Bajó en la central de Correos. Recogió una carta de Eddy Yeats enviada por su hijo Ian, el permiso familiar, documentado, para hacerse cargo de las cenizas de Liam. Dio una vuelta por la plaza, observó sin apenas interés algunos de sus edificios, dejando que transcurriese algo de tiempo. Nunca había estado en Valencia. No volvería. Luego, siguiendo las indicaciones que le había dado el irlandés, buscó la calle paralela a la plaza; una calle peatonal con un estanco prácticamente en medio. Lanzó un profundo suspiro antes de entrar. Enseguida la reconoció. Su altura, su físico delgado pero estilizado, la cara más bien alargada con unas gafas cuya montura, aunque un poco gruesa, evidenciaba unos ojos casi apagados por una soledad profunda, quizá una tristeza crónica, una melancolía incipiente. Tres hombres y dos mujeres hacían cola y esperó curioseando entre las postales de un mostrador vertical. Cogió un puñado.

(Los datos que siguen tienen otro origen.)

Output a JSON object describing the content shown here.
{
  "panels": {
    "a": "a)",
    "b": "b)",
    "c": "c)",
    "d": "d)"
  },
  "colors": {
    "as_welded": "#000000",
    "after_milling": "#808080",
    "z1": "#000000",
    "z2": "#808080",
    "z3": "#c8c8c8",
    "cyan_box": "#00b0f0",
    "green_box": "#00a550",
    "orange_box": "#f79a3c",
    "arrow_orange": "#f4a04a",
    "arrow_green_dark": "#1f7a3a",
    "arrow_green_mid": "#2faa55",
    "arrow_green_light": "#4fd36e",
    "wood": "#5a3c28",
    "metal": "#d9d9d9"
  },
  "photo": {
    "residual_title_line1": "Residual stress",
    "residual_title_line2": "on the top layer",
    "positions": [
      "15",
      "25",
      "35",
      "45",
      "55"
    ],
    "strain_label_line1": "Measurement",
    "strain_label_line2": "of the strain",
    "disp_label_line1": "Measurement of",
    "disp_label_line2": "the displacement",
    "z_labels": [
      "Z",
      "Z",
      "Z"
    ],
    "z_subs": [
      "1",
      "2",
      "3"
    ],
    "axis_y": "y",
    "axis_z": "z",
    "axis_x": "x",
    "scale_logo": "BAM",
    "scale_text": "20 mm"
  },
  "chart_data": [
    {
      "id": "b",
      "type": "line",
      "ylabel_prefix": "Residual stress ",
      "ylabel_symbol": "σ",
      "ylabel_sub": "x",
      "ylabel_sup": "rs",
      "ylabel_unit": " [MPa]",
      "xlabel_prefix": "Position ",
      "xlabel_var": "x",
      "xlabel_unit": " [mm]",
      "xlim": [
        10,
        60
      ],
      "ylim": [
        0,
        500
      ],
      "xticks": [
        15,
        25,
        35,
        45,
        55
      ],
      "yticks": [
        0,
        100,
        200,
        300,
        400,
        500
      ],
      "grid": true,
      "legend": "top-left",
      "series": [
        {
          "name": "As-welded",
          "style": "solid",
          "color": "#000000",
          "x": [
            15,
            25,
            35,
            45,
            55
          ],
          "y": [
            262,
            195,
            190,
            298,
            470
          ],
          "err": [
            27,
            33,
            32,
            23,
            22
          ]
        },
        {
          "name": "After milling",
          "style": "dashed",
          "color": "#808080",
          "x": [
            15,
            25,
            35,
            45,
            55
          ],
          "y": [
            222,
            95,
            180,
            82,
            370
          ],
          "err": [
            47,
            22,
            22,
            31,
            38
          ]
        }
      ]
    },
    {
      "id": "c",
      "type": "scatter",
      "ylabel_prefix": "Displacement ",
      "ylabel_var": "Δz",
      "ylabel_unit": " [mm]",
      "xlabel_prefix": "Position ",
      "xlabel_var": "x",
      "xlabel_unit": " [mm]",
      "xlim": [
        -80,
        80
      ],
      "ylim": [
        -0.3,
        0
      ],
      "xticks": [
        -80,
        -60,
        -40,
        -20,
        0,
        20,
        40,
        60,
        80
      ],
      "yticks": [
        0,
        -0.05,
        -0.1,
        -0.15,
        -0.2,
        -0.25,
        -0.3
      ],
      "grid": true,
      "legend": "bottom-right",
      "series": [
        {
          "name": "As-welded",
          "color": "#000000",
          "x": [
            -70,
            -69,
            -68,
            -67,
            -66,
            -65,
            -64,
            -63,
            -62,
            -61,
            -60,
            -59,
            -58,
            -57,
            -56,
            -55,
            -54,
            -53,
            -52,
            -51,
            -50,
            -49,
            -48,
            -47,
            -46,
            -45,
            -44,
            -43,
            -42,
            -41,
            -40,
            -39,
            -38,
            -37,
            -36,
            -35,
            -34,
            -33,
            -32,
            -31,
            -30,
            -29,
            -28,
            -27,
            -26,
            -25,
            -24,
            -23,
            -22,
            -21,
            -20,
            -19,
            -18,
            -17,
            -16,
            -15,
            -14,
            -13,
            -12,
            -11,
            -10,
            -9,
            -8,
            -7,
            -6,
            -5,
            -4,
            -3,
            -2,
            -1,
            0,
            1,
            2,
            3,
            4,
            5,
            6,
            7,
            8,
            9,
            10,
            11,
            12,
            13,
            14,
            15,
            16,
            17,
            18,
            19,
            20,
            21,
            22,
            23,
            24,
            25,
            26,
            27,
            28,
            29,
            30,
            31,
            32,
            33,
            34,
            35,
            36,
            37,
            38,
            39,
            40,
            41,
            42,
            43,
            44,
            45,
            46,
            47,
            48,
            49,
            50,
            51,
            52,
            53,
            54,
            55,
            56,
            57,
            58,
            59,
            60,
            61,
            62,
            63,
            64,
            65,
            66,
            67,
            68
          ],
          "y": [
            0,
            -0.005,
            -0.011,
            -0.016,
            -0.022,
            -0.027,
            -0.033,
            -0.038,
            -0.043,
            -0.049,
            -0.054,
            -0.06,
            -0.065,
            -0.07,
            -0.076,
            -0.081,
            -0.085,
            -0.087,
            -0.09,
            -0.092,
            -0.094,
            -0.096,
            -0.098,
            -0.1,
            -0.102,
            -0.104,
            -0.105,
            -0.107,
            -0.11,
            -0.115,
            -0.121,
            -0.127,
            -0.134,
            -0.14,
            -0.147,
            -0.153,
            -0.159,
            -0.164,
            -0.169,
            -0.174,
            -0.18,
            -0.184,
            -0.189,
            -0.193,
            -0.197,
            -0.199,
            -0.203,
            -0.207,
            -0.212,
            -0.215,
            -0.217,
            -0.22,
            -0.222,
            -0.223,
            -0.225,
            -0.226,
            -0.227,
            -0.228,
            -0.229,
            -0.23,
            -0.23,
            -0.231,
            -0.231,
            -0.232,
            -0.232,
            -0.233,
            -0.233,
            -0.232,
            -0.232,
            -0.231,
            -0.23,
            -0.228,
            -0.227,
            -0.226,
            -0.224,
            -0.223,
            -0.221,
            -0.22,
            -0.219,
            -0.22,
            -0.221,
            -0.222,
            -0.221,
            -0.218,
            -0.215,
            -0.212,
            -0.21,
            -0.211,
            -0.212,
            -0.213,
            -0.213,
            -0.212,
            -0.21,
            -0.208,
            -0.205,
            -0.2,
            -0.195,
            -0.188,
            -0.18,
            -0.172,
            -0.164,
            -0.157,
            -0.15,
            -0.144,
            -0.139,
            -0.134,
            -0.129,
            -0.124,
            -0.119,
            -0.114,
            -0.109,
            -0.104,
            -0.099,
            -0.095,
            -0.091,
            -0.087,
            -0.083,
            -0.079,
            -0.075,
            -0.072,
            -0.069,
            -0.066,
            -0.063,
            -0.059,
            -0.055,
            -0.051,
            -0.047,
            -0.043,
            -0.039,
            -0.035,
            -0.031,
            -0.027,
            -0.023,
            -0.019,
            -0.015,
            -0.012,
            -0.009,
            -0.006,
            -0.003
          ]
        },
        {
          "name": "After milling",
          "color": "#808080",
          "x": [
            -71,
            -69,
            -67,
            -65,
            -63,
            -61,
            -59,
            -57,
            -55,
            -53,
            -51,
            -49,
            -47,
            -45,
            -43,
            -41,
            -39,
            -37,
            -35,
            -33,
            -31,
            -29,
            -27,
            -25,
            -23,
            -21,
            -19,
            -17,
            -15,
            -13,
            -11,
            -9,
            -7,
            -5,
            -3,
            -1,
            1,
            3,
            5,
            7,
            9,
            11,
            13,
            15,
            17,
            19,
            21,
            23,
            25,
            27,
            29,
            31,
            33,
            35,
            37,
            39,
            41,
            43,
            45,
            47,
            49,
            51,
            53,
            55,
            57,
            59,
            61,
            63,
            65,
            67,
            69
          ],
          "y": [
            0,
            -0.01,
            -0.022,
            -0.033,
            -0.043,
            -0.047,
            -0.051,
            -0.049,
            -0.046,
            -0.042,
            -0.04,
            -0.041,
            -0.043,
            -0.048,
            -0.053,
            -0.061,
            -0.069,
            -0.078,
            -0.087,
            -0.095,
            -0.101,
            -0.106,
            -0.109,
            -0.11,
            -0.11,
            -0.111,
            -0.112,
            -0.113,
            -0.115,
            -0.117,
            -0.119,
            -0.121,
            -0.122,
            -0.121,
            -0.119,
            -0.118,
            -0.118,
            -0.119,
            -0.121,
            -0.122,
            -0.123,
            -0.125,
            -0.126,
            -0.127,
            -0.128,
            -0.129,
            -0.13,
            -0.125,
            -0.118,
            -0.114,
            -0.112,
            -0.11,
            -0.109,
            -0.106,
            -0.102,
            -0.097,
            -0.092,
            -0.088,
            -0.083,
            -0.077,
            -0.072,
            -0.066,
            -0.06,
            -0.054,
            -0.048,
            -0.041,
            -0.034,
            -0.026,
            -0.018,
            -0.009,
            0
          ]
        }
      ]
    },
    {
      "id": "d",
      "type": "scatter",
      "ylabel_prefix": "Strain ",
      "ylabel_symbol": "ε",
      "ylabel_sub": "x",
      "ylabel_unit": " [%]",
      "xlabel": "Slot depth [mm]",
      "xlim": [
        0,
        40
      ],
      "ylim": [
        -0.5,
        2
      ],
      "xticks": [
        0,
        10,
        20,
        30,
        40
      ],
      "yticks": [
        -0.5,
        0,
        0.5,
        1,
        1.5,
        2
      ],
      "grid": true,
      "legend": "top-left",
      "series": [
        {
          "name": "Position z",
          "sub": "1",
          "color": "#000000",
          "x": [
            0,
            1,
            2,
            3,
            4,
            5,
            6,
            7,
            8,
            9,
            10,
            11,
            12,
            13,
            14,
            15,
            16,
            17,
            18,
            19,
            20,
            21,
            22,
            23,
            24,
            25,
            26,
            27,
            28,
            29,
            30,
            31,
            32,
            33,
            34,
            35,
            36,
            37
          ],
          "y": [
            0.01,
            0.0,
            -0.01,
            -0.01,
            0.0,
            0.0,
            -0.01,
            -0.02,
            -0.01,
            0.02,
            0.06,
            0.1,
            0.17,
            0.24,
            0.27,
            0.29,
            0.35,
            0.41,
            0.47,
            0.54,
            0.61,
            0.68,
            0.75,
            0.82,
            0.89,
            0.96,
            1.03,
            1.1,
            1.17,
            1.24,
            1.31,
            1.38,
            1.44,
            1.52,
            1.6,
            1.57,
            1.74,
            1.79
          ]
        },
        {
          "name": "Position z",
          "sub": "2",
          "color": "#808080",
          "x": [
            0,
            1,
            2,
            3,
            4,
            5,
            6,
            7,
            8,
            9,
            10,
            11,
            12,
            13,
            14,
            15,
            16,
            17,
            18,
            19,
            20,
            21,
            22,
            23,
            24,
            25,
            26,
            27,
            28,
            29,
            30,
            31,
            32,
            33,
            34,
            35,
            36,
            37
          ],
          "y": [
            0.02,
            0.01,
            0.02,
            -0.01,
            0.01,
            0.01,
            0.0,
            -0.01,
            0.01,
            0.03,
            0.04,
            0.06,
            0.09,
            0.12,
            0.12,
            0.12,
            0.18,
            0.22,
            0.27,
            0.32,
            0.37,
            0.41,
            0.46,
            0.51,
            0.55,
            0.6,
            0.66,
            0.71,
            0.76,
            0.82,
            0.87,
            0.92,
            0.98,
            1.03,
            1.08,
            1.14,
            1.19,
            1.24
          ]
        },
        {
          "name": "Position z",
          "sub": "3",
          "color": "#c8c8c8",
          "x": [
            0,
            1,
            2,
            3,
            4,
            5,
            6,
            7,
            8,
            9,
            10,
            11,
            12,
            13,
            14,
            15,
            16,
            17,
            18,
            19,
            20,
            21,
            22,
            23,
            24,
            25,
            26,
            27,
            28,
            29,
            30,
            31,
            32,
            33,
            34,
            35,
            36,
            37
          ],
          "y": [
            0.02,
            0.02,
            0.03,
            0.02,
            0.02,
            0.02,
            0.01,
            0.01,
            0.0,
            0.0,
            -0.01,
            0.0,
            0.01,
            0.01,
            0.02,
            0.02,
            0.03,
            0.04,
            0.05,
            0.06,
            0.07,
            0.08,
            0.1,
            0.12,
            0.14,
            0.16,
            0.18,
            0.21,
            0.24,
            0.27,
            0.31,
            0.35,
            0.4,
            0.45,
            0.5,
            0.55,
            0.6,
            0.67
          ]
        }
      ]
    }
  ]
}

Quedaba un cliente. Entonces Martínez las dejó sobre el mostrador de cristal. Maria le observó. El vistazo de costumbre. Se acercó a él. Lentamente, con la rutina de los días, introdujo las tarjetas en un sobre blanco. Recitó el precio con desgana. El la miró, pensaba en todo lo que tenía que contarle aquel día, en cómo tendría que hacerlo, en el punto de vista que debería adoptar, en defensa de un hombre, para ella, para todo el mundo, notoriamente inmoral y violento; también pensó en las vidas que el destino truncaba. Al repetirle el precio, que él no había escuchado, en aquella mirada extraña y a la vez íntima que de repente compartían, Maria encontraría la respuesta:

– Soy Francesc Romeu y era amigo de Liam.